Another hacked Florida city pays a ransom, this time for $600,000

Lake City, Florida, was the second city to agree to a large ransom in two weeks. PHOTO: REUTERS

MIAMI (NYTIMES) - Even the phones went down in the government of Lake City, Florida, after hackers launched a cyber attack that disabled the city's computer systems.

For several days after computer systems were paralysed by a ransomware attack, the staff of the small North Florida town worked with the FBI and an outside security consultant to restore phone lines, e-mail and online utility payments.

But in the end, city leaders called an emergency meeting this week and reluctantly approved paying the hackers the ransom they demanded: 42 bitcoin, or about US$460,000 (S$622,500).

It was the second city to agree to a large ransom in two weeks. Riviera Beach, in Florida's Palm Beach County, signed off on an extraordinary US$600,000 payment last week, also in bitcoin, a cyber currency that is difficult to trace.

As in Riviera Beach, the bulk of Lake City's ransom will be paid by insurance. Only US$10,000 will come out of the city's coffers.

"With your heart, you really don't want to pay these guys," Mayor Stephen Witt said. "But, dollars and cents, representing the citizens, that was the right thing to do."

The FBI, as it typically does, recommended against agreeing to the hackers' demands. But Mr Witt said a prolonged recovery would have cost taxpayers more. Though there was no guarantee that the attackers would release the city's data, he said information technology staff had already been making strides since the ransom had been paid.

On Thursday (June 27), a third Florida city, Key Biscayne, said it too had been the victim of a cyber attack that began on Sunday. It was not clear if the attackers demanded a ransom, but the city said it had brought most networks back up by Wednesday night.

Ransomware has become a digital epidemic for the public sector, which often manages large, tangled webs of computer networks, running older software, with limited budgets to defend them.

Police departments in Illinois, Maine, Massachusetts and Tennessee have all opted to pay the ransom demands to get back their data. The difference in Florida is that the attackers are now emboldened, raising their ransom demands by a factor of 10 or more.

City officials in Baltimore, a much larger city that has been fighting a massive ransomware attack for the past two months, have spent US$18 million on recovery. Hackers there had demanded a ransom of US$80,000.

A slew of other governments, including the city of Atlanta, have faced similarly crippling breaches.

The Lake City attack began on June 10 when an employee clicked on a malicious e-mail and infected the city's computers with ransomware, according to the mayor. The programme, which the city identified as malware known as Triple Threat, affected everything but Lake City's police and fire departments, which are on a separate server.

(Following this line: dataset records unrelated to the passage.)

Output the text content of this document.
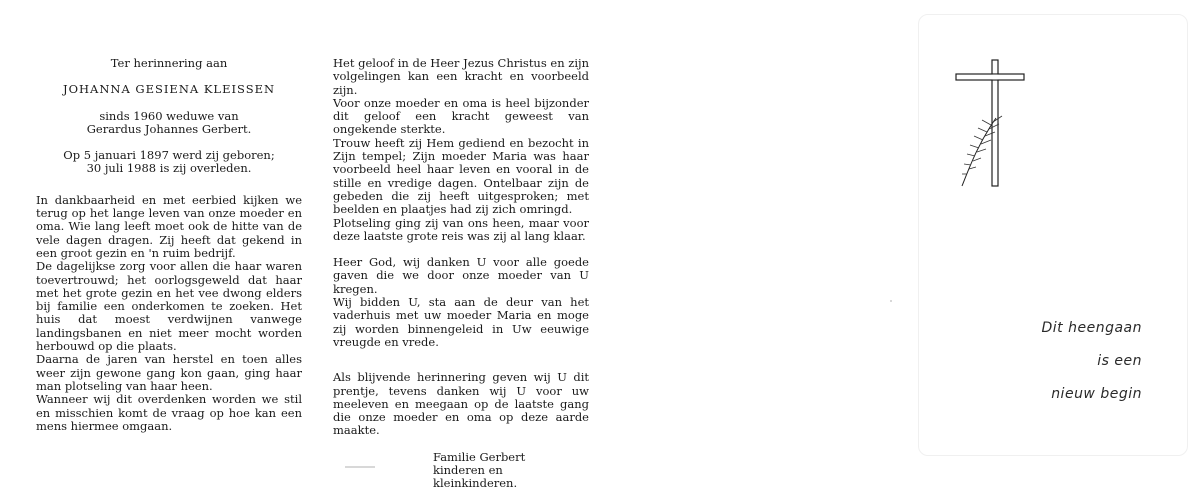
Ter herinnering aan

JOHANNA GESIENA KLEISSEN

sinds 1960 weduwe van

Gerardus Johannes Gerbert.

Op 5 januari 1897 werd zij geboren;

30 juli 1988 is zij overleden.

In dankbaarheid en met eerbied kijken we terug op het lange leven van onze moeder en oma. Wie lang leeft moet ook de hitte van de vele dagen dragen. Zij heeft dat gekend in een groot gezin en 'n ruim bedrijf.

De dagelijkse zorg voor allen die haar waren toevertrouwd; het oorlogsgeweld dat haar met het grote gezin en het vee dwong elders bij familie een onderkomen te zoeken. Het huis dat moest verdwijnen vanwege landingsbanen en niet meer mocht worden herbouwd op die plaats.

Daarna de jaren van herstel en toen alles weer zijn gewone gang kon gaan, ging haar man plotseling van haar heen.

Wanneer wij dit overdenken worden we stil en misschien komt de vraag op hoe kan een mens hiermee omgaan.

Het geloof in de Heer Jezus Christus en zijn volgelingen kan een kracht en voorbeeld zijn.

Voor onze moeder en oma is heel bijzonder dit geloof een kracht geweest van ongekende sterkte.

Trouw heeft zij Hem gediend en bezocht in Zijn tempel; Zijn moeder Maria was haar voorbeeld heel haar leven en vooral in de stille en vredige dagen. Ontelbaar zijn de gebeden die zij heeft uitgesproken; met beelden en plaatjes had zij zich omringd.

Plotseling ging zij van ons heen, maar voor deze laatste grote reis was zij al lang klaar.

Heer God, wij danken U voor alle goede gaven die we door onze moeder van U kregen.

Wij bidden U, sta aan de deur van het vaderhuis met uw moeder Maria en moge zij worden binnengeleid in Uw eeuwige vreugde en vrede.

Als blijvende herinnering geven wij U dit prentje, tevens danken wij U voor uw meeleven en meegaan op de laatste gang die onze moeder en oma op deze aarde maakte.

Familie Gerbert

kinderen en kleinkinderen.

Dit heengaan
is een
nieuw begin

"As a result, all Emergency services remain intact," the city said when it disclosed the attack.

Several days went by before the hackers demanded a ransom. At first, the city, which is about 104km west of Jacksonville, at the point where Interstate 10 and Interstate 75 meet, had some luck restoring its systems on its own. But then it ran into trouble, so city leaders decided instead to negotiate with its insurance carrier, the Florida League of Cities, to make the ransom payment.

"Any IT professional will tell you they're fending off attacks all the time," said Mr Eric Hartwell, deputy general counsel and insurance counsel for the Florida league, which began offering cyber-attack liability coverage to its hundreds of members a few years ago.

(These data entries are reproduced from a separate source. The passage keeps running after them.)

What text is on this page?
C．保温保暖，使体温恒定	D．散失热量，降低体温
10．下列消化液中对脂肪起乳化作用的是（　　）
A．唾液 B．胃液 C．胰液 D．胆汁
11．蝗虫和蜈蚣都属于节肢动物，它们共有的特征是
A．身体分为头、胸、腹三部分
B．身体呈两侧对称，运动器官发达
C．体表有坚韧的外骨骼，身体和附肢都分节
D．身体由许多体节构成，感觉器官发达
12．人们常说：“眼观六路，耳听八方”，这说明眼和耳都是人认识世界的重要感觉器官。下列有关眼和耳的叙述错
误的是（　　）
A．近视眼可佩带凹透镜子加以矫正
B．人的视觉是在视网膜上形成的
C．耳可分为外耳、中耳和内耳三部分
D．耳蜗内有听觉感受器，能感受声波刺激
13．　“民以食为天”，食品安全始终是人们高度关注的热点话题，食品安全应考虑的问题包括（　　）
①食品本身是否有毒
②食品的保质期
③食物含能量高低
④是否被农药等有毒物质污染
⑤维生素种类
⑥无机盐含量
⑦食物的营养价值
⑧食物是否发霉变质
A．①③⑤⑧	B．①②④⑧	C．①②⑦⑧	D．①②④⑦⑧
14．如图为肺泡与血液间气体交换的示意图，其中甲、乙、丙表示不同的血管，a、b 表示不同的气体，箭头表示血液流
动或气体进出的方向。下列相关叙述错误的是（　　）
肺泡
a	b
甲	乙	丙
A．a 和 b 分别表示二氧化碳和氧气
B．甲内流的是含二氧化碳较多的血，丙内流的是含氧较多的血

"It's not necessarily a new thing - I just think for whatever reason, the news cycle is now showing municipalities are no different from private corporations."

There is a chance Lake City could have decrypted the ransomware on its own. A spokesman for the city said the ransomware was a variant of a malware strain called Ryuk. Security experts have successfully unscrambled Ryuk ransomware in 3 per cent to 5 per cent of cases, according to Emsisoft, a security firm.

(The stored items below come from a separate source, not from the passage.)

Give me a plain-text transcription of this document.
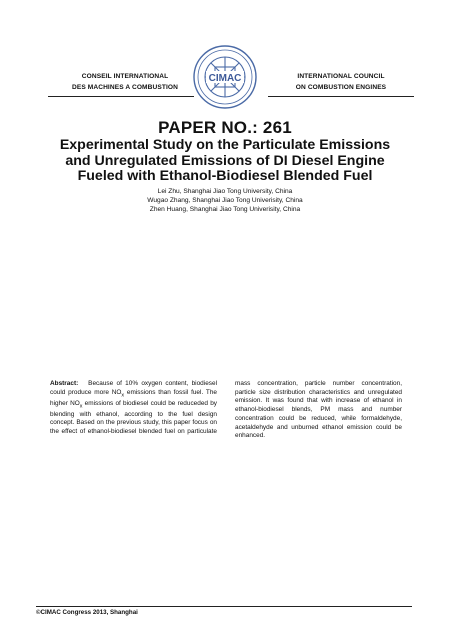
CONSEIL INTERNATIONAL
DES MACHINES A COMBUSTION
CIMAC	INTERNATIONAL COUNCIL
ON COMBUSTION ENGINES
PAPER NO.: 261
Experimental Study on the Particulate Emissions
and Unregulated Emissions of DI Diesel Engine
Fueled with Ethanol-Biodiesel Blended Fuel
Lei Zhu, Shanghai Jiao Tong University, China
Wugao Zhang, Shanghai Jiao Tong Univerisity, China
Zhen Huang, Shanghai Jiao Tong Univerisity, China
Abstract: Because of 10% oxygen content, biodiesel could produce more $NO_x$ emissions than fossil fuel. The higher $NO_x$ emissions of biodiesel could be reduceded by blending with ethanol, according to the fuel design concept. Based on the previous study, this paper focus on the effect of ethanol-biodiesel blended fuel on particulate mass concentration, particle number concentration, particle size distribution characteristics and unregulated emission. It was found that with increase of ethanol in ethanol-biodiesel blends, PM mass and number concentration could be reduced, while formaldehyde, acetaldehyde and unburned ethanol emission could be enhanced.
©CIMAC Congress 2013, Shanghai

Part of the problem, said Mr Brett Callow, a spokesman at Emsisoft, is that security experts need better communication channels with victims. His firm created ID Ransomware, a free website that allows victims to upload strains of ransomware so that security experts can help them to decrypt it.

In Europe, similar projects have proved successful. Security experts, law enforcement and local officials are partnering on the No More Ransom Project to share information about attacks in real time, share decryption techniques, and point law enforcement toward attackers' command and control servers.

In Poland last year, the Polish police, Belgian Federal Police and Europol arrested a Polish national suspected of having infected several thousand computers with ransomware. Security experts said they have had similar success working with the Dutch National Police, but have had a harder time connecting with the FBI because the agency has stricter communication protocols.

Mr Witt said Lake City fired an employee who it deemed had not done enough to protect the computer systems from an intrusion. That employee was not the same person who clicked on the malicious e-mail, he said.

"We're developing a system with a backup that hopefully won't be vulnerable," Mr Witt said, imploring other small-town mayors to do the same. "Every other town needs to look at their system - today."

"I have been in office 14 years," he added. "We've had tornadoes. We've had hurricanes. We've had fires that they told me were going to maybe reach the city limits. But this was unusual. This was different."